The research team wants to establish exactly when ice left northwest Greenland, how much sea level rise that caused, and how long ice-free ecosystems lasted before the ice sheet advanced again. Understanding the relationship between ice sheet dynamics and climate changes also informs scientists’ predictions about the future speed of melting in Greenland and forthcoming sea level rise. This is relevant to billions of people worldwide, especially in coastal communities. “They already are impacted by it from higher sea levels during hurricanes and big winter storms,” Christ says.
Climate change has not yet dramatically impacted the site where Steffensen and his team hope to finish drilling a deep core this summer, at the East Greenland Ice-Core Project. But Camp Century, that Greenland “city under the ice,” may become exposed by about 2090 due to melting. Radioactive waste from a nuclear power plant at the site and other toxic materials could end up flowing into the ocean as a result.
Amid the bleakness of climate change impacts, Steffensen still delights in the historical quirks contained in the Copenhagen freezer archive. The “Christmas snow” comes from about 430 meters below the surface of Greenland. Forty-four years of snowfall below it, Steffensen tells me, there is ice corresponding to when Julius Caesar was murdered and the sun is said to have disappeared, causing agricultural and economic devastation. Steffensen and colleagues reported in 2020 that ice core samples help trace those large-scale climate changes to the eruption of Alaska’s Okmok volcano in 43 BCE.

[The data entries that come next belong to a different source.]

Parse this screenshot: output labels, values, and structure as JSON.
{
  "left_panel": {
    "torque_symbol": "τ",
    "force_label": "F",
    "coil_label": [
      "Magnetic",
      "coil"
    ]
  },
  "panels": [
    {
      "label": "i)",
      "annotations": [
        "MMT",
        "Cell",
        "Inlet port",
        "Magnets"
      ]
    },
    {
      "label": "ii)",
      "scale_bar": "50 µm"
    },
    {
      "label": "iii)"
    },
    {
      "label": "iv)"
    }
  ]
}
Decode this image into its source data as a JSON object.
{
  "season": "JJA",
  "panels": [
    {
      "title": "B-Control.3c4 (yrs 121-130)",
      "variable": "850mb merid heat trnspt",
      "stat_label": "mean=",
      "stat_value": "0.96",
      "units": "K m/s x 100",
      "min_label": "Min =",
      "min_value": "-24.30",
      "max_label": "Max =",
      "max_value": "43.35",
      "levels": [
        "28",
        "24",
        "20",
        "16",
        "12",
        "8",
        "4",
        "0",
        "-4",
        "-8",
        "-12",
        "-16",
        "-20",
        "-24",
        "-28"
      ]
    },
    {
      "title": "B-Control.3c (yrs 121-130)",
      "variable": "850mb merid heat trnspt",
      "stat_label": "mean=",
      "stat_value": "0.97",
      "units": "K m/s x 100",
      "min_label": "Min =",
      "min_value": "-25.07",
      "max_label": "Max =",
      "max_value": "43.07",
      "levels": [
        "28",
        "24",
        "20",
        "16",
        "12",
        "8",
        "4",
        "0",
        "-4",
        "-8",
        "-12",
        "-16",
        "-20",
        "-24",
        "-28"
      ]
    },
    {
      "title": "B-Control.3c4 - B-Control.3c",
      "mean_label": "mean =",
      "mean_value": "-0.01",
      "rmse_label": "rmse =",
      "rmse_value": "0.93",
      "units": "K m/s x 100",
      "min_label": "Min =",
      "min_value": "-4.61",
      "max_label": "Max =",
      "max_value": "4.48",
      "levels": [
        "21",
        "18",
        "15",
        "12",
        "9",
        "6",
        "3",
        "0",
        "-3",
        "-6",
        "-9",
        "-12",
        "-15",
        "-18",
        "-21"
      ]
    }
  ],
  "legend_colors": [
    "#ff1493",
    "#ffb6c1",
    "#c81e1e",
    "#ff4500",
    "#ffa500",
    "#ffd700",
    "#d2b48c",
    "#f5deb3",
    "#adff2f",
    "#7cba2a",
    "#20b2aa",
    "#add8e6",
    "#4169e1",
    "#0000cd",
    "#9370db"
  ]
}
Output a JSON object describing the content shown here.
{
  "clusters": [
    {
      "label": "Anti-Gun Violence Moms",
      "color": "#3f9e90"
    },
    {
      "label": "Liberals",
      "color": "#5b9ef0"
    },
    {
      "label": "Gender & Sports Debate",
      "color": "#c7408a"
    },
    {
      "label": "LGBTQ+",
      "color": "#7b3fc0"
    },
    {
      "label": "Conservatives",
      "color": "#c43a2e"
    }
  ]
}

There are positive developments preserved in the freezer, too, Steffensen tells me after the tour, as we drive to the Flintholm metro station. Radioactive material rose from 1945 to 1963, then dropped off because of the nuclear arms moratorium. Traces of freon dropped after the 1987 Montreal Protocol to repair the ozone layer by reducing chlorofluorocarbons. “Ice cores can really tell the story of successes in controlling all these emissions,” he says. “So the hope is that sometime in the future, we will be able to also monitor the drop in greenhouse gases.”
Signs of hope, then, may someday be frozen, too.